Berlin/Düsseldorf. .
Barbara Hendricks war sogar in der „Heute-Show“. Lutz van der Horst ist nicht jedem Politiker lästig. Die Auftritte mit dem Komiker sind oft verabredet. Und zum beiderseitigen Nutzen. Mehr Bekanntheit und ein höherer Coolness-Faktor können auch der Umweltministerin nicht schaden. Im „Deutschlandtrend“ und im „Politbarometer“ sucht man die SPD-Frau vergeblich. Im „Spiegel“-Ranking steht sie auf dem letzten Platz. Wobei 78 Prozent der Befragten ihr Name nichts sagt – obwohl sie seit fast einem Jahr zum Kabinett Merkel zählt.
Sie wird bald Schlagzeilen machen, das steht fest. Die Frage ist, ob sie gut oder schlecht sein werden. Am 3. Dezember soll die Regierung den „Aktionsplan Klimaschutz 2020“ beschließen. Es ist ein Gradmesser dafür, ob die Große Koalition vom Ziel abrückt, bis zum Jahr 2020 den Treibhausgasausstoß um 40 Prozent zu vermindern. „Ich werde es ganz sicher nicht tun“, beteuert Hendricks.

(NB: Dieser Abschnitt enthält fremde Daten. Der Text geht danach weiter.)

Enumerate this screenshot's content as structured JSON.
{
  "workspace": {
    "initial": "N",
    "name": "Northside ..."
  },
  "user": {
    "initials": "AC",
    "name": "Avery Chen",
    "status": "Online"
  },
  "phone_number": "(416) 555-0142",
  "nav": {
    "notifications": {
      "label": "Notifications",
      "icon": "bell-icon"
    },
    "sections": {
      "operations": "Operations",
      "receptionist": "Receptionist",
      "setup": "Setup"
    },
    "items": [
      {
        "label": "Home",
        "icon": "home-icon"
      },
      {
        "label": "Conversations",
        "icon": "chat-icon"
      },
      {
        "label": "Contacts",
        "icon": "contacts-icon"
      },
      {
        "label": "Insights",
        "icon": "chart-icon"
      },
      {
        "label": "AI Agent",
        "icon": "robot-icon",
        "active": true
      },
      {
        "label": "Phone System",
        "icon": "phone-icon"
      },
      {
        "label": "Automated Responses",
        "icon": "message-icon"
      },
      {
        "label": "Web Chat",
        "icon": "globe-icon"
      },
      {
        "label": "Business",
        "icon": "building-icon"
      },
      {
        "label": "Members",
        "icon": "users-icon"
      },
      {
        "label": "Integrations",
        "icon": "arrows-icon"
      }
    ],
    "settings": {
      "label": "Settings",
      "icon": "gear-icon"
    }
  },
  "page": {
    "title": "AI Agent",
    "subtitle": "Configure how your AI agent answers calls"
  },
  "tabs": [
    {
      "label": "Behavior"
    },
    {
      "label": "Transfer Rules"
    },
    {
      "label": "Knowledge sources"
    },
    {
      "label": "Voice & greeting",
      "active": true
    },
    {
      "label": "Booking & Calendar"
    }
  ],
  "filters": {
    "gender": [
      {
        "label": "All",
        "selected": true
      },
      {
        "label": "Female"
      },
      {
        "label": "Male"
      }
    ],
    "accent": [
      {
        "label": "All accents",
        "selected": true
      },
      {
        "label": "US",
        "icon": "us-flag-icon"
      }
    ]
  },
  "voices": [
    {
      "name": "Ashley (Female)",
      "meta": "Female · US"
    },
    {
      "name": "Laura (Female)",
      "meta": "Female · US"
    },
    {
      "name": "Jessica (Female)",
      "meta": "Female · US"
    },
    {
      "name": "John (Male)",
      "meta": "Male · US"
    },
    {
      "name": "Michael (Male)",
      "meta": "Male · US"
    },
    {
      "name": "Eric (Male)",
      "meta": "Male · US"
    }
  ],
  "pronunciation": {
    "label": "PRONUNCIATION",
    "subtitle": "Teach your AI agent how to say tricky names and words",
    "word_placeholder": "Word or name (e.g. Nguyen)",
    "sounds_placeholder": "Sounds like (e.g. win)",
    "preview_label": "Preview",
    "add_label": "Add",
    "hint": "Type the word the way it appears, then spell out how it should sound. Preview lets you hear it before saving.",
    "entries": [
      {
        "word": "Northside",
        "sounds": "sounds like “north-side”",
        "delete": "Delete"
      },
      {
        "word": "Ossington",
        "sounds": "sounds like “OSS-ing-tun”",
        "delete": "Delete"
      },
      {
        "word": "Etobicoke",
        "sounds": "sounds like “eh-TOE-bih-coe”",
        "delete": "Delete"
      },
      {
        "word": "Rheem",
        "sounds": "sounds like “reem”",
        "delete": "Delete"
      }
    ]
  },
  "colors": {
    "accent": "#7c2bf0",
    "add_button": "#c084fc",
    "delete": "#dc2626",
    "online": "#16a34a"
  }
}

„Die deutsche Klimapolitik“, analysiert die Sozialdemokratin, „war zu keinem Zeitpunkt in den letzten 15 Jahren ausreichend.“ Wird die bisherige Entwicklung bloß fortgeschrieben, erreicht man 33,34 Prozent. Die Ministerin hat sich das von zwei Instituten bescheinigen lassen. „Ich weiß, dass es schwierig wird.“ Vor allem weiß sie, dass das Ziel ohne das vorzeitige Aus von Kohle-Kraftwerken verfehlt wird. 2012 und 2013 sind die Emissionen wegen der Kohleverstromung sogar gestiegen. „Das kann so natürlich nicht weitergehen, wir werden Kohle-Kraftwerkskapazitäten abbauen müssen.“ Das ist nur rollengerecht.
Die 62 Jahre alte Politikerin aus Kleve setzt darauf, dass Wirtschaftsminister Sigmar Gabriel für die Reduzierung von Kohlekraftwerken Vorschläge machen wird. Aber auch der SPD-Chef und Vize-Kanzler spürt Zwänge. Die Energiewende geht vor, Deutschland kann nicht von jetzt auf gleich aus Atomkraft und Kohle raus. So sieht es Gabriel und wohl auch die Kanzlerin. Dem UN-Klimagipfel in New York blieb sie fern; schon das wurde als Signal verstanden. Merkel rückt zwar nicht vom 40-Prozent-Ziel ab, aber von einem Machtwort der Kanzlerin ist nichts zu hören.
Dem Wirtschaftsminister sitzen Industrie und Gewerkschaften im Nacken.
Kritik wird an Gabriel abprallen
Die Trennlinien verlaufen quer durch rot-grüne Länderregierungen und durch die SPD, angeblich „die unverbesserliche Kohlepartei“, wie Hendricks ironisch bemerkt. Die Frau vom Niederrhein sitzt zwischen allen Stühlen.
Noch ist das Aktionsprogramm offen, es wird zwischen beiden Ministerien verhandelt. Schwer vorstellbar, dass Gabriel konkrete Stilllegungspläne von Kraftwerken veranlassen wird. Wenn überhaupt, dann langsam, im Konsens mit den Unternehmen und ohne Arbeitsplätze zu gefährden.
Gibt es Kritik, dann wird sie an Gabriel abprallen und Hendricks treffen. In der Öffentlichkeit wird der 3. Dezember zum Kräftemessen zwischen Parteifreunden stilisiert. Gut möglich, dass Hendricks danach bekannter sein wird denn je, aber als Ministerin von Gabriels Gnaden. Und ohne Relevanz für den Klimaschutz. Neben anderen Zielkonflikten geht es ums Image.
Der Streit um die Zwangsabschaltung von Kohlekraftwerken hat gestern auch die rot-grüne Koalition in NRW erreicht. Ministerpräsidentin Hannelore Kraft (SPD) stellte im „Handelsblatt“ klar: „Die nordrhein-westfälische Landesregierung steht dazu, dass es in NRW für die nächsten Jahrzehnte noch Kohlekraftwerke geben wird.“ Fast wortgleich übernahm sie dabei die Diktion Gabriels: „Wir können nicht gleichzeitig aus der Atomkraft und der Kohlekraft aussteigen.“
Damit stellt sich die Ministerpräsidentin in Widerspruch zu Barbara Hendricks, die sie selbst in die Große Koalition entsandt hatte.
Vor allem aber sorgte Kraft für Unruhe beim grünen Koalitionspartner in Düsseldorf.